Given ,
Interest sensitive assets = $250 million
Interest sensitive liabilities = $300 million
A) Interest Sensitive Gap = Interest Sensitive Assets – Interest Sensitive Liabilities.
Therefore, IS -GAP = 250-300
= -$50 Million
Relative IS-GAP ratio = Gap in $/Total Assets
= -50/250 = - 0.2
Interest Sensitivity ratio = RSA in $/$RSL in $.
= 250/300 =0.833
B) As per the IS-GAP (-50 million) the bank is having a negative GAP,A negative gap occurs when a bank's interest rate sensitive liabilities exceed its interest rate sensitive assets.The bank is liablility sensitive .It meanas that when the interest rate rises it adversly affects the banks profit.
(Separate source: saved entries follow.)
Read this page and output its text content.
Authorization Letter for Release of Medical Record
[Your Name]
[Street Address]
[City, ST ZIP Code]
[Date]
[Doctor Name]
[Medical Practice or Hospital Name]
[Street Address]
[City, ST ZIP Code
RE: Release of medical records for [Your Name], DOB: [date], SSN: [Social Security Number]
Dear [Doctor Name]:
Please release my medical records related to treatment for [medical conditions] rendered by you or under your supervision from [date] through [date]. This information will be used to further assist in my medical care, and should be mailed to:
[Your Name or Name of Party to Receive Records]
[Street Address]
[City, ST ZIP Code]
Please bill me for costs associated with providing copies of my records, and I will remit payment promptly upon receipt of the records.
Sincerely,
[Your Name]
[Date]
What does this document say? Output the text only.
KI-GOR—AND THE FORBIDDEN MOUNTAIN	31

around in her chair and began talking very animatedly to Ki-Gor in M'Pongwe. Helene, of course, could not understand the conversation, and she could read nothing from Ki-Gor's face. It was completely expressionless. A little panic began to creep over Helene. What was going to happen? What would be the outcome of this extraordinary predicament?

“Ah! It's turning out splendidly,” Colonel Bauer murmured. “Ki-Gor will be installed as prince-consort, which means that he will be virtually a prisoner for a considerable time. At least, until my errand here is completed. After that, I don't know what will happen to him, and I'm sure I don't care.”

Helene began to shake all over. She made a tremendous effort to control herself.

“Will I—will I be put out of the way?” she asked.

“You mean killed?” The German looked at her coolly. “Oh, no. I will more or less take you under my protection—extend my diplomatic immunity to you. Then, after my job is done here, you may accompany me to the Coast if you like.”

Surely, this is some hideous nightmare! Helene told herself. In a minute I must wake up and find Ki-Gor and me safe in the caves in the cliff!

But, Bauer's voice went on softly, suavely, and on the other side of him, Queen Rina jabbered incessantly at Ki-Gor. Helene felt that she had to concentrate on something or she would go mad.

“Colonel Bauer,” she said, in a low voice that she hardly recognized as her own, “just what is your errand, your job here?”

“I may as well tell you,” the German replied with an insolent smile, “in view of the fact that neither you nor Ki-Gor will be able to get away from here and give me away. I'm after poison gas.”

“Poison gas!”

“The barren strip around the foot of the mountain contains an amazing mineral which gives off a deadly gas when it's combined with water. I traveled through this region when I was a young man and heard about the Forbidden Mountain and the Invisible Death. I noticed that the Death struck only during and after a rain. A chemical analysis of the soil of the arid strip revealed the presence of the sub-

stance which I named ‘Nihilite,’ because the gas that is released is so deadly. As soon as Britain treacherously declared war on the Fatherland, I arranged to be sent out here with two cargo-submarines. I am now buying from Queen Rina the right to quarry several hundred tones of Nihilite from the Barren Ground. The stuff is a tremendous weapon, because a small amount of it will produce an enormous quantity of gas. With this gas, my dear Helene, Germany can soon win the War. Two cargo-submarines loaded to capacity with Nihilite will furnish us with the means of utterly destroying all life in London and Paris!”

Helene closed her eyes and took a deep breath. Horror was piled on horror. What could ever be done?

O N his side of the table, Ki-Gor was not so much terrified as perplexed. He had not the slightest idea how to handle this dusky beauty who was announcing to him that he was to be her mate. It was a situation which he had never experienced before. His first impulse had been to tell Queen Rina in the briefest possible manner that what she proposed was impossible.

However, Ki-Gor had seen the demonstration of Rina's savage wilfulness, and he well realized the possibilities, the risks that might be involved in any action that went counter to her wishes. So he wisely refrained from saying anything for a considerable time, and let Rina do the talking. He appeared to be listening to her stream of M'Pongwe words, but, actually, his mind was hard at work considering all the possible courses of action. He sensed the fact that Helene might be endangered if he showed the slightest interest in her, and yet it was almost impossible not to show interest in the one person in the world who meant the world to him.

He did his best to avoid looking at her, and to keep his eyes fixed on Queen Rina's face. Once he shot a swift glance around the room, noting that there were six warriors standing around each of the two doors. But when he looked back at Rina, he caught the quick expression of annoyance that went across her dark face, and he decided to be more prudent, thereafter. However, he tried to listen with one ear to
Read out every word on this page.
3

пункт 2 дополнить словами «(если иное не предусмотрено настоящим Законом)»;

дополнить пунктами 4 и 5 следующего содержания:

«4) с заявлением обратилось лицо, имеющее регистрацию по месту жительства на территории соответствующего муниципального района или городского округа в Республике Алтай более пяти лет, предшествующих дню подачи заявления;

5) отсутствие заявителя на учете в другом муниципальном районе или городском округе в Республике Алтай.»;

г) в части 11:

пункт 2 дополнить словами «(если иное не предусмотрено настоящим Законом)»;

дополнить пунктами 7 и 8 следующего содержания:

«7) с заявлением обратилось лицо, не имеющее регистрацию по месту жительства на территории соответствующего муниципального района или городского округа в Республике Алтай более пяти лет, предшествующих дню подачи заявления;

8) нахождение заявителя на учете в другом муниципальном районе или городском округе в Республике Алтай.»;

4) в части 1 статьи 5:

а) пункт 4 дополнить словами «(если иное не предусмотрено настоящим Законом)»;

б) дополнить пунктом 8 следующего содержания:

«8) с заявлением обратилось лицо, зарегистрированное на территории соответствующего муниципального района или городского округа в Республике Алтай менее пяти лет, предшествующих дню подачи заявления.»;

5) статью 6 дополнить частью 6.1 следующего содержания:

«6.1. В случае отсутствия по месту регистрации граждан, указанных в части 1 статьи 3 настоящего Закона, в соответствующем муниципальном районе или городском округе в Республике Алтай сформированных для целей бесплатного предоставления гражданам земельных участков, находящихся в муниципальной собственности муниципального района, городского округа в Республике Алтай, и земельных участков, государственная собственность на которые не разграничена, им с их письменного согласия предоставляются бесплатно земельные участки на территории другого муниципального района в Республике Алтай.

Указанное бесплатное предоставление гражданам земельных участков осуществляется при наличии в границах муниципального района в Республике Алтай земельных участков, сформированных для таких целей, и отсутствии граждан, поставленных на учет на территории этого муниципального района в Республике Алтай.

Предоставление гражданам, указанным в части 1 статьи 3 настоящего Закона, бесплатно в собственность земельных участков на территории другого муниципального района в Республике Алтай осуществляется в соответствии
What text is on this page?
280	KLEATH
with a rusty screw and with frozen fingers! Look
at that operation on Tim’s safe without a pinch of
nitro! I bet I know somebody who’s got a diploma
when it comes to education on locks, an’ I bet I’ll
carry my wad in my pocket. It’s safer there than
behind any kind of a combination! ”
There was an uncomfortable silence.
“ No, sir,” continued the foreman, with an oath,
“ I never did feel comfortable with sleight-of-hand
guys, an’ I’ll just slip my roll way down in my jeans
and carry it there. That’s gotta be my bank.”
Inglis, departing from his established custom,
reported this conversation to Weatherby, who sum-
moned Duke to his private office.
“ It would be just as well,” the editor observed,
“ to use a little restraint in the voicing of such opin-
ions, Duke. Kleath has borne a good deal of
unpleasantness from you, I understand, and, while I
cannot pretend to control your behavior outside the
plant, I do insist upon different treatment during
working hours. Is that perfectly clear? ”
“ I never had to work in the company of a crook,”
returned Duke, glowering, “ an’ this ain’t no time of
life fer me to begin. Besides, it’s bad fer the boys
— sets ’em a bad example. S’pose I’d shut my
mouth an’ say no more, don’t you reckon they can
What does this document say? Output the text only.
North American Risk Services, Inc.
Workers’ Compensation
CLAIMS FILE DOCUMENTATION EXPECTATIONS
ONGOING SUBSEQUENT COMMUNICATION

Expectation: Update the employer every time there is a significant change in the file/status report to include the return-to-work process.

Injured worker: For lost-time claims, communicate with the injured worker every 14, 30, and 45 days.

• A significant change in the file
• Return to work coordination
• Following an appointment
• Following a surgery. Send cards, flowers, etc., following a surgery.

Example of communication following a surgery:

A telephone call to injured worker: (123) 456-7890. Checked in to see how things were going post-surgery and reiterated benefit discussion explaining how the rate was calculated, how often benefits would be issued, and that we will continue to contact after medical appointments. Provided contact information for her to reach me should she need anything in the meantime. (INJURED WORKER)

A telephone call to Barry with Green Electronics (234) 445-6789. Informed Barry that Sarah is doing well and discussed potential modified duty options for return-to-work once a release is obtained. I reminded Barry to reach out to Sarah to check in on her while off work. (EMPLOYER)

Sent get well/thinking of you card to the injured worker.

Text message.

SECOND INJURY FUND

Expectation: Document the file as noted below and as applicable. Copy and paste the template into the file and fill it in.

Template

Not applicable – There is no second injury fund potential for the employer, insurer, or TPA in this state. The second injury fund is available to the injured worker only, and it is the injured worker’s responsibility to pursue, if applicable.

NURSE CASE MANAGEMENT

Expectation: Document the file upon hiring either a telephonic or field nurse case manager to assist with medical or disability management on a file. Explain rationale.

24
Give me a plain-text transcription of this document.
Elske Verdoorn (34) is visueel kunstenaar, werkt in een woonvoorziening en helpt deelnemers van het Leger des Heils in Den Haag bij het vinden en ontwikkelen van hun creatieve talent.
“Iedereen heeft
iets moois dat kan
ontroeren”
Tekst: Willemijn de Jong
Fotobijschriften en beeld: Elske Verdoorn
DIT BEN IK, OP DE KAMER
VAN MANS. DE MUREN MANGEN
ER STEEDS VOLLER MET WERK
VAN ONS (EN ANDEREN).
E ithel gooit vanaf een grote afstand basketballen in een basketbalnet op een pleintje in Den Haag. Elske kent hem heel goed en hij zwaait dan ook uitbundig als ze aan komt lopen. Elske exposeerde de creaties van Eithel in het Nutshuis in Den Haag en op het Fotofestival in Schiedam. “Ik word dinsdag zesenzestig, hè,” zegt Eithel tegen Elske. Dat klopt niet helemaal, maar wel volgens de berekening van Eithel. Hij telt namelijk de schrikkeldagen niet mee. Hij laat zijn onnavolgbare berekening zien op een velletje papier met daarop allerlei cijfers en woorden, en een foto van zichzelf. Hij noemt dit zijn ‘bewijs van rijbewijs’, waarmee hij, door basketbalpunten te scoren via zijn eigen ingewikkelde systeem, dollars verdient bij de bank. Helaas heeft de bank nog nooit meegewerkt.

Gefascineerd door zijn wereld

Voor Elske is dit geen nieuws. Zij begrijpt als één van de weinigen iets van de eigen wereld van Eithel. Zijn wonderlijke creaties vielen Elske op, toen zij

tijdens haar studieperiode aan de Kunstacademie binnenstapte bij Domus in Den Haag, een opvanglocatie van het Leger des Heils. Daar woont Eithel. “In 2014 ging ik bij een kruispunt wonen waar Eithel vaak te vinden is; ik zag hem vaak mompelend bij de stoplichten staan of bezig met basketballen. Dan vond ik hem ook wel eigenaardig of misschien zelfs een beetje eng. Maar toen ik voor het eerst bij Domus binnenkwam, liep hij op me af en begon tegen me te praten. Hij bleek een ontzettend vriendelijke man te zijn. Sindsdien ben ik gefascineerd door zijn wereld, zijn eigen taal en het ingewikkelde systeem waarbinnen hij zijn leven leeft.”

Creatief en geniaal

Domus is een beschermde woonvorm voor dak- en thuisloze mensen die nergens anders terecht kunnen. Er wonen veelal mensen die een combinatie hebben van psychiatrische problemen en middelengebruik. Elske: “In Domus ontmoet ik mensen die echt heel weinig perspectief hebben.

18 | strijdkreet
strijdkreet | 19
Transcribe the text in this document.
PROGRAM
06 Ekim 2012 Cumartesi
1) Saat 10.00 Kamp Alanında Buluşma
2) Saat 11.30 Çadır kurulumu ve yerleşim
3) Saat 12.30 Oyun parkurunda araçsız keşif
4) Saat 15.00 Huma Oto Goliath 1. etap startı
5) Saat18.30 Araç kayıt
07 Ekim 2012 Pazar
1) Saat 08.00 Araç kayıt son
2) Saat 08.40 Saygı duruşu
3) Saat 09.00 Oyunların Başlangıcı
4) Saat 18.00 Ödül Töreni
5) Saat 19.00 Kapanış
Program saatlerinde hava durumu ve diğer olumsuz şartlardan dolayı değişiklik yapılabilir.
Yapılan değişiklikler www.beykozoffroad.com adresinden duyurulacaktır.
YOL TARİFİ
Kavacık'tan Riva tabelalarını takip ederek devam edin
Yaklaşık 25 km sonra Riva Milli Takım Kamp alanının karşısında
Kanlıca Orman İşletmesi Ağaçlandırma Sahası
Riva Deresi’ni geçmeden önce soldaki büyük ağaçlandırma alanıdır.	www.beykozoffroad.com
C) As the bank is having a negative IS-GAP , if interest rates increase, liabilities would be repriced at higher rates, and income would decrease.That is, the Net Intesrest Margin(NIM) would also reduce.
D) Many describe gap analysis as a method of asset-liability management(ALM), which can be helpful in assessing liquidity risk.Here they are not concerned about the amrket rates rather they are more focussed on the liquidity of the assets and liablities ,so as to reduce the risk.